A diferencia del 2009, no existe hoy la coordinación de políticas globales, y la semana pasada los mercados de bonos de Estados Unidos empezaron a descontar el riesgo de una recesión; Alemania ha reportado una contracción en su PBI del segundo trimestre del 2019; y China experimenta la peor desaceleración de los últimos 10 años. El presidente estadounidense, Donald Trump, está convencido de que la forma de combatir la violación por parte de China de los derechos de la propiedad de las patentes de los productos tecnológicos es con la guerra arancelaria –y no va a parar–. Ya impuso aranceles del 25% sobre US$200 mil millones de importaciones de China y la semana pasada amenazó con más sobre el resto de las importaciones, unos US$300 mil millones.

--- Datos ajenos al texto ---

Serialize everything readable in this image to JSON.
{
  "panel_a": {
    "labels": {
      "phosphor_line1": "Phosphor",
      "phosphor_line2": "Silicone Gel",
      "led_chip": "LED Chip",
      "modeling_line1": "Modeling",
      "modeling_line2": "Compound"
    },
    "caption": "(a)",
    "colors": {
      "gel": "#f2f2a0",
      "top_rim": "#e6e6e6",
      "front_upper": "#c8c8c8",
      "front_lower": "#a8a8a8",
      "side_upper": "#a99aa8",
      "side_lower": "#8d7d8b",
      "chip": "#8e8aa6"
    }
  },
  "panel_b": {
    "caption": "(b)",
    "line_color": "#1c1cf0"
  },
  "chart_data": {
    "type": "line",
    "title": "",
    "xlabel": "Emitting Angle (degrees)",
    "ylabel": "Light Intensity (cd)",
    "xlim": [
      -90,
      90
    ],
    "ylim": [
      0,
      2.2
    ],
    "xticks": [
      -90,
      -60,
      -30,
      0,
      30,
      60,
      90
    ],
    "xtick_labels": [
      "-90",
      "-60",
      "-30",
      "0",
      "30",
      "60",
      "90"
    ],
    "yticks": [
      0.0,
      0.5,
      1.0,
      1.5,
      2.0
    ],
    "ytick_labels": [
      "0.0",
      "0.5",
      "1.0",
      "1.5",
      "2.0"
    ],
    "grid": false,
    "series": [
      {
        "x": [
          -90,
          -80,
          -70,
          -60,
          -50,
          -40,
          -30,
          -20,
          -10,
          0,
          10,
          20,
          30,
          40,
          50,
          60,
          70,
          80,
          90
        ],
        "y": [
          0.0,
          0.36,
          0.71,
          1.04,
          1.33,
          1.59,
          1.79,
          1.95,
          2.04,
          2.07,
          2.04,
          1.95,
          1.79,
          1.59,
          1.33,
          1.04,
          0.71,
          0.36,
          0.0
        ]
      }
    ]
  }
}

Afortunadamente, en la primera subida de aranceles, Estados Unidos pudo sustituir las importaciones chinas con las de otros países y no se sintió el efecto sobre la inflación y el consumo. Pero JP Morgan Chase estima que, si decide cumplir su amenaza, la inflación podría aumentar en 1 punto porcentual, reduciendo el espacio a la Reserva Federal (FED) para seguir bajando sus tasas. Las repercusiones globales se han transmitido a nuestra economía como una ola expansiva: después de crecer al 4,1% en el primer semestre del año pasado, nuestras exportaciones decrecieron, según nuestros cálculos, 1% en el primer semestre de este año, y sus precios cayeron 6,2% en la comparación anual en junio después de haber aumentado 15,2% en el mismo período del año anterior.

Afortunadamente, los fundamentos de nuestra economía son sólidos, pero la voluntad política y de diálogo escasea. Este entorno requiere de una gran cruzada a favor de la economía y la creación de empleo. Requiere de dos elementos: un impulso de corto plazo que priorice la inversión y un programa de reformas estructurales que nos permita aumentar nuestra tasa de crecimiento potencial. Afortunadamente, tenemos el espacio fiscal como para complementar el impulso que está dando el BCR. Lo que nos falta es un marco regulatorio que promueva los buenos proyectos de obra pública y APP. Lamentablemente la nueva legislación de inversión que se aprobó con los decretos legislativos del año pasado, similar a la del 2015, trabó una vez más la inversión pública. También se requiere de un programa de reformas estructurales. Cuando diseñamos nuestro plan de gobierno, optamos por reformas que nos hicieran más productivos, con una reforma social que asegure que la población reciba los beneficios del crecimiento –ese fue el énfasis en las reformas de formalización y de protección social–. Lamentablemente, nos ha recordado una vez más que ese balance entre crecimiento y distribución debe prevalecer. La duda es si Tía María ha marcado un antes y un después en términos de la inversión privada y si nos condenará a un crecimiento mediocre.